A insegurança dentro das escolas virou um tema central no debate educacional, depois de uma pesquisa trazer números que acendem o alerta para o dia a dia de quem dá aula. O levantamento feito pelo Centro do Professorado Paulista (CPP) mostra que mais de 90% dos docentes defendem atualização do Estatuto da Criança e do Adolescente (ECA), diante do aumento de agressões, ameaças e da sensação de impunidade no ambiente escolar.
O estudo ouviu mais de 1.100 professores das redes pública e privada de São Paulo e escancarou um cenário preocupante: 74,4% dos entrevistados dizem que não se sentem seguros dentro das escolas. Para esse grupo, a urgência não é só discursar.

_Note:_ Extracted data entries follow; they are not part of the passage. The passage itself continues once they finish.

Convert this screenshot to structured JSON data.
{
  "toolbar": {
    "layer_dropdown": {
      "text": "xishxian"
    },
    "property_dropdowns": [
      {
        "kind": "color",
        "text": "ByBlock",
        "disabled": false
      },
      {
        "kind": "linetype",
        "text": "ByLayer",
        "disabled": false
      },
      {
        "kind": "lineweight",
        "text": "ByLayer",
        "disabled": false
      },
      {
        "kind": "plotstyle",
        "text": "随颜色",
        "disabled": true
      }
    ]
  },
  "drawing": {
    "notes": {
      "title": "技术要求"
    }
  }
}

Eles pedem políticas públicas com foco em proteção dos profissionais da educação e em garantir um espaço escolar mais saudável.
Violência nas escolas: um problema crescendo no cotidiano docente
Quando o assunto é agressão, os números também assustam. Entre os professores ouvidos, 65,6% relataram já ter sofrido algum tipo de agressão no ambiente escolar. A violência verbal aparece como a mais comum: 71,3% dos docentes que passaram por episódios desse tipo apontaram esse tipo de agressão como a ocorrência mais frequente.
O problema não para na fala. Os relatos também incluem agressões psicológicas e morais, mostrando que a violência pode afetar o emocional e a dignidade de quem trabalha na escola. E, em casos mais graves, 19,3% dos professores afirmaram ter sido vítimas de violência física.
Essas ocorrências físicas aparecem com destaque especialmente em escolas das redes municipais e estaduais. No fim, os dados deixam claro que violência nas escolas não é um acontecimento isolado: ela atinge diretamente a qualidade do ensino e também a saúde mental dos educadores.
Falta de apoio e sensação de impunidade depois das ocorrências
Além dos episódios em si, a pesquisa coloca uma outra questão no centro: a falta de suporte institucional. Muitos professores relatam que não encontram apoio da gestão escolar quando acontece algo grave e que, na prática, não existem medidas efetivas depois de ocorrências consideradas extremas.
Entre os exemplos citados aparecem ameaças de morte, depredação de patrimônio e agressões cometidas por responsáveis de alunos. A combinação desses fatores cria um ambiente de trabalho marcado por medo e insegurança, em vez de um espaço de aprendizagem e convivência segura.
Segundo Alessandro Soares, diretor-geral administrativo do CPP, o ECA segue sendo fundamental para proteger crianças e adolescentes, mas precisa acompanhar as mudanças sociais. Para ele, garantir direitos não elimina a necessidade de responsabilização quando existe violência.
Atualização do ECA vira debate central para responsabilizar e proteger
Com esse cenário em evidência, a discussão sobre uma possível atualização do ECA ganha força. O estatuto foi criado para assegurar direitos fundamentais de crianças e adolescentes e é visto como um marco legal importante no Brasil. Só que uma parte dos educadores defende que a legislação precisa ser revisada para lidar com desafios que aparecem com força dentro das escolas.
A proposta de mudança não mira tirar direitos. A ideia é deixar mecanismos de responsabilização e proteção mais claros para todo mundo envolvido no ambiente escolar, incluindo professores, alunos e gestores.
Impactos diretos na educação e na carreira docente
A insegurança também cobra um preço alto na valorização da carreira docente. Ambientes hostis, junto com a falta de apoio institucional, aumentam o desgaste emocional e favorecem o afastamento de profissionais. Em casos extremos, isso pode empurrar educadores para abandonar a profissão.
Especialistas reforçam que tratar segurança nas escolas é uma base para melhorar a qualidade da educação no país. Na prática, isso inclui investimentos em políticas de prevenção à violência, formação continuada de professores e fortalecimento da gestão escolar para lidar com ocorrências e reduzir a sensação de desamparo.
Um desafio urgente: respeitar, responsabilizar e construir segurança
Os dados trazidos pelo CPP apontam para a necessidade de ações concretas para enfrentar a violência nas escolas. O debate sobre atualização do ECA entra como parte de um movimento maior, ligado à construção de um ambiente educacional com respeito, segurança e responsabilidade compartilhada.
Caminhos para um ambiente escolar mais seguro com participação de todo mundo
Diante desse cenário, especialistas defendem integrar políticas públicas, revisar normas e ampliar a participação da comunidade escolar. A segurança no espaço educacional não fica restrita aos pedidos dos professores. Ela vira condição essencial para o desenvolvimento pleno dos estudantes e para fortalecer a educação no Brasil.